Corporate Tax Reform: Targeted Precision Over Broad Changes

Ruffolo's approach to corporate tax is different than his approach to personal tax—more targeted than broad. "When you look at our corporate tax rates, we generally fall within the midpoint of the OECD range…. unless you want to do something extremely bold, I think incremental changes are just nickels and dimes," he notes.

When asked what a bold move may look like, Ruffolo points to Estonia’s distributed profits model. Under this system, companies don't pay corporate tax when they earn profits, instead they only pay tax when they distribute profits to shareholders. This creates an incentive to reinvest earnings in the business rather than pay them out. While he acknowledges this would be "politically charged," he sees it as the kind of transformative change that could genuinely move the needle on corporate investment and productivity in Canada.

He also supports implementing a patent box regime, a preferential corporate tax rate for income derived from intellectual property, which would encourage companies to develop and commercialise IP in Canada.

Investment and Capital Policies

Beyond corporate tax rates, Ruffolo sees significant opportunity in reforming the capital gains tax. His key proposal involves allowing capital gains rollovers that let investors defer capital gains taxes by reinvesting proceeds into qualifying Canadian investments, similar to proposals discussed during the recent federal election campaign.

SR&ED Reform: Canada First

When it comes to Canada’s flagship program for supporting innovation, the Scientific Research and Experimental Development (SR&ED) program, Ruffolo worries that a significant share of support goes to foreign firms. He recommends updating the requirements so that only companies owning Canadian intellectual property can claim the credits. "You tweak the definition of R&D performer so that only the owner of the intellectual property can make the claim," he explained. "For example, if a foreign-owned subsidiary operating in Canada wants to claim SR&ED credits, it must own the IP itself—not its parent company abroad. That shift would free up between $1 billion and $1.5 billion per year in SR&ED room." The goal is to end the practice of Canadian taxpayers subsidizing foreign intellectual property and instead redirect that support to Canadian innovation.

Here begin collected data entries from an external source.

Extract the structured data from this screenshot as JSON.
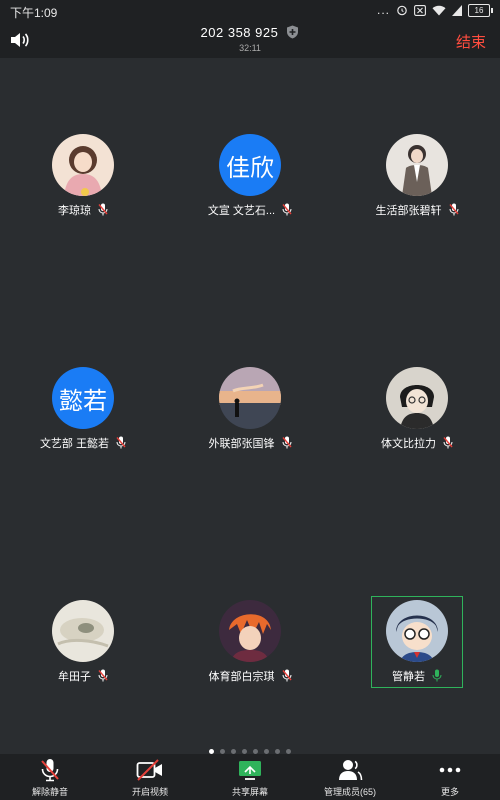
{
  "status_bar": {
    "time": "下午1:09",
    "dots": "...",
    "battery": "16"
  },
  "header": {
    "meeting_id": "202 358 925",
    "timer": "32:11",
    "end_label": "结束"
  },
  "participants": [
    {
      "name": "李琼琼",
      "avatar": "photo",
      "muted": true
    },
    {
      "name": "文宣 文艺石...",
      "avatar": "text",
      "avatar_text": "佳欣",
      "muted": true
    },
    {
      "name": "生活部张碧轩",
      "avatar": "photo",
      "muted": true
    },
    {
      "name": "文艺部 王懿若",
      "avatar": "text",
      "avatar_text": "懿若",
      "muted": true
    },
    {
      "name": "外联部张国锋",
      "avatar": "photo",
      "muted": true
    },
    {
      "name": "体文比拉力",
      "avatar": "photo",
      "muted": true
    },
    {
      "name": "牟田子",
      "avatar": "photo",
      "muted": true
    },
    {
      "name": "体育部白宗琪",
      "avatar": "photo",
      "muted": true
    },
    {
      "name": "管静若",
      "avatar": "photo",
      "muted": false,
      "speaking": true
    }
  ],
  "pagination": {
    "total": 8,
    "current": 1
  },
  "toolbar": {
    "unmute_label": "解除静音",
    "video_label": "开启视频",
    "share_label": "共享屏幕",
    "members_label": "管理成员(65)",
    "more_label": "更多"
  },
  "colors": {
    "accent_blue": "#1a7cf5",
    "end_red": "#ff4d3f",
    "speaking_green": "#2fb35b",
    "muted_red": "#e5403a"
  }
}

Beyond the IP ownership requirement, Ruffolo proposes expanding SR&ED eligibility to include publicly traded companies (a reform put forward in the 2024 federal Fall Economic Statement) and adjusting the thresholds at which the program applies. He recommends increasing the taxable capital threshold to $250 million, but including a complete phase-out once companies reach $1 billion in taxable capital. “Once you hit a billion, you have many choices for capital,” he notes.

How to Pay for It

Ruffolo argues that significant spending reductions are needed to finance his bold tax recommendations. He recommends a cut of 10 per cent in program spending, which is ambitious but not without precedent—it would match the two-year reduction of Jean Chrétien’s government, with Paul Martin as Finance Minister, during the mid-1990s.

With between $40 billion and $50 billion in fiscal room freed up after a careful review focused on high value government spending, he would allocate it as follows: "Half of that would go to defence spending to meet NATO commitments, and the rest would go to tax cuts."

Looking Ahead

Ruffolo says be bold with tax reform because this is the kind of ambition Canada needs at this moment. At the same time, Ruffolo emphasizes that his tax reforms should be thought of as part of a larger economic strategy. "Tax policy on its own isn't a magic wand," he notes, “low productivity, poor infrastructure and excessive red tape all need fixing too.”